The City, it’s trains, my guilt etc.
Mumbai.
We all came to this city from various parts of the country. I can though claim to come from one of the farthest place which makes sure that I have to think twice before I go home which is actually a pain. So when we came and finally we were placed at Wadala, the first feeling that came to my mind was anger. Why so far away from my institute?
Since it was useless to complain I calmed myself and so did others (though not all) we finally got used to Wadala. Of course we all got busy with studies (especially quantum mechanics deserves a special mention). Soon came all the assignments, mid-semester etc.
And we finally got the hang of Mumbai. The city of dreams for millions and I wonder how many can realize those dreams. The city has one great communal element in it. Of course I need not mention it. They are none but the local trains of Mumbai. Thousands of commuters travel by these trains and arguably they are the lifeline of this city without which the city will come to a halt. But it is also in these same local trains that we find the real Mumbai. This too of course everybody knows. I will just try to describe it.
A good friend of mine once told me that if I wanted to know the real Mumbai then it is the suburbs where we must live. I think what he said was really true. TIFR for once did a good job and gave us the taste of real Mumbai. They kept us in Wadala.
Due to some of my personal engagements I had to travel in the locals a lot. I don’t know whether you all feel the way or not but whenever I hop into one of the trains I get a strange feeling. I cannot describe it exactly but the feeling actually connects me to all those who are commuting together with me making me feel one of them and making the statement true that the real Mumbai is found in those trains. It actually feels like that we all are covered by the same fog everywhere except that the fog lies inside the heart.
The travels have revealed a lot to me about the people travelling in it. I was once travelling on the Harbor line to Wadala. The man who was sitting on the place near where I was standing was rummaging his pockets. Having nothing to do I was just watching him and trying to get a clue of what he was finding. Finally came out a fifty rupees note. The thing he was looking for. I suddenly realized that it was the only amount that he had in his pocket. That man surely had a family to feed, children’s to be send to schools and what not. And there he was with only fifty rupees in his pocket. And I was there with more than a thousand rupees in my pocket thinking about what to buy next. To get out of the guilty feeling that somehow I was responsible for such a state of affairs I quietly moved to another place. I soon got down, a remorseless man, buying whatever I was thinking of buying; with a thought that how could I alone bring a change? After all I am not responsible for such state of affairs.
Such guilt never dies though and you yourself must have experienced it. It comes back to me when I refuse to give a coin to the children who beg on the trains. When I see the people sleeping on the footpath at night while going to Wadala by the bus. When I see an old bullock pulling a kerosene oil tank with an old man sitting on it. When I walk below the foot over bridge at Wadala station and a train is passing by. When I see a fruit seller near the same station not only selling fruits but also massaging the feet of his ailing father by rubbing oil on it.
I finally realize that there is no escape from the guilt. To be free you should not feel it in the first place.
So the city of dreams finally made me realize all the guilt within me. It made me see through myself.

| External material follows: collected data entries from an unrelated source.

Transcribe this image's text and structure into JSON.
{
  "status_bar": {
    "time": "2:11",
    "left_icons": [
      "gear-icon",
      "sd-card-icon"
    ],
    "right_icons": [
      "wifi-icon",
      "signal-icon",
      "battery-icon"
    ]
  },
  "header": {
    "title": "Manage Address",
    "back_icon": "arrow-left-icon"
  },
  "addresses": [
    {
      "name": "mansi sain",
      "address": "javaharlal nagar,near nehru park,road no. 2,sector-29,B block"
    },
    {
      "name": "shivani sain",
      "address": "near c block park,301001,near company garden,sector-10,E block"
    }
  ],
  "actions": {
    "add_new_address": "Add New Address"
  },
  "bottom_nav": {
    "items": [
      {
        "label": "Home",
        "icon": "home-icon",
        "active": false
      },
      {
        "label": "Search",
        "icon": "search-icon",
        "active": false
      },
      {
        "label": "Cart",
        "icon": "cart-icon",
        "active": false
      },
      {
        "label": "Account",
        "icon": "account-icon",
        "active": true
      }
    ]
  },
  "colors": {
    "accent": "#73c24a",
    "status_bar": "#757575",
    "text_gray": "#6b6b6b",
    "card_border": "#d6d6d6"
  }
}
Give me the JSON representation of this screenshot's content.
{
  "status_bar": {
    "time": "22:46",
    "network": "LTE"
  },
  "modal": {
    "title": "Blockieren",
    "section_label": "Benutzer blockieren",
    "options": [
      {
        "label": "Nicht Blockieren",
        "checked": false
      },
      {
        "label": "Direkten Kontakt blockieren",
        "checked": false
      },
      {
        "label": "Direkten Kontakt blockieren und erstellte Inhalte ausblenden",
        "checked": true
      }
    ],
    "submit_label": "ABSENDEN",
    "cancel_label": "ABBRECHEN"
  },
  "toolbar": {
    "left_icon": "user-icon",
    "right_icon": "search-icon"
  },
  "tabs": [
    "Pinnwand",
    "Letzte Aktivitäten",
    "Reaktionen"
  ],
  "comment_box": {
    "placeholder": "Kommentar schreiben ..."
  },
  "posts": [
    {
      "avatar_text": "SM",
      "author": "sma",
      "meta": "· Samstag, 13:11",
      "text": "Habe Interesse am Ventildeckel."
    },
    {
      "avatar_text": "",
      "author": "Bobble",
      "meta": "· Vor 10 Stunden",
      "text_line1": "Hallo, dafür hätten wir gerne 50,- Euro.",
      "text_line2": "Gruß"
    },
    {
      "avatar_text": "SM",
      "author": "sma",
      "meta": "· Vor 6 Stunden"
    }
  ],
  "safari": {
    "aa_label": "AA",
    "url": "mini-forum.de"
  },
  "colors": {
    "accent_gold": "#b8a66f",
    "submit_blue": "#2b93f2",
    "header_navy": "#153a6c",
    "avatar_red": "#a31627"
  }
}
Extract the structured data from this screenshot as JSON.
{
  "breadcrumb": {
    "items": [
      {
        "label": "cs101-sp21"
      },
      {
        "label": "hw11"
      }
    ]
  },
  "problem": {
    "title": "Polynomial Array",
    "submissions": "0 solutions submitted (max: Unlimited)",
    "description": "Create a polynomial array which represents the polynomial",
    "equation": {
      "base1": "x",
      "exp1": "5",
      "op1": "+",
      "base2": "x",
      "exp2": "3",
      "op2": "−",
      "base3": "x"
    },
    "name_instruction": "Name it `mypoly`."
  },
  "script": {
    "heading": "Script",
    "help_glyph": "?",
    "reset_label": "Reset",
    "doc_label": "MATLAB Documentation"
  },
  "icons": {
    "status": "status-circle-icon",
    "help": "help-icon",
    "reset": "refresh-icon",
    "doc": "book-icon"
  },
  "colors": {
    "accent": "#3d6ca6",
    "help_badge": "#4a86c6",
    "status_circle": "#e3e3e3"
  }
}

How I have changed all over the years from childhood to adulthood, from innocence to selfishness and much more.
But of course dear readers(whether you think or not that reading this article was a waste of time) don’t take my words to be the ultimate truth. As Pamuk has rightly said in his novel ‘The Black Book’
“at the end of the day there was nothing to be gained by reminding people that everything that had been ever written, even the greatest and the most authoritative texts in the world, were about dreams, not real life, dreams conjured up by words.”
Maybe what I thought about what I saw was just a dream. I hope so.
Dipankar Nath
First Year,
Research Scholar
DHEP,TIFR

1 comment:
you are from KMC sir? i have done bsc from the same now got admission in Phd there. vivek singh? baba(is his name bhavesh?) are they from chemistry dept. as they were my classmates.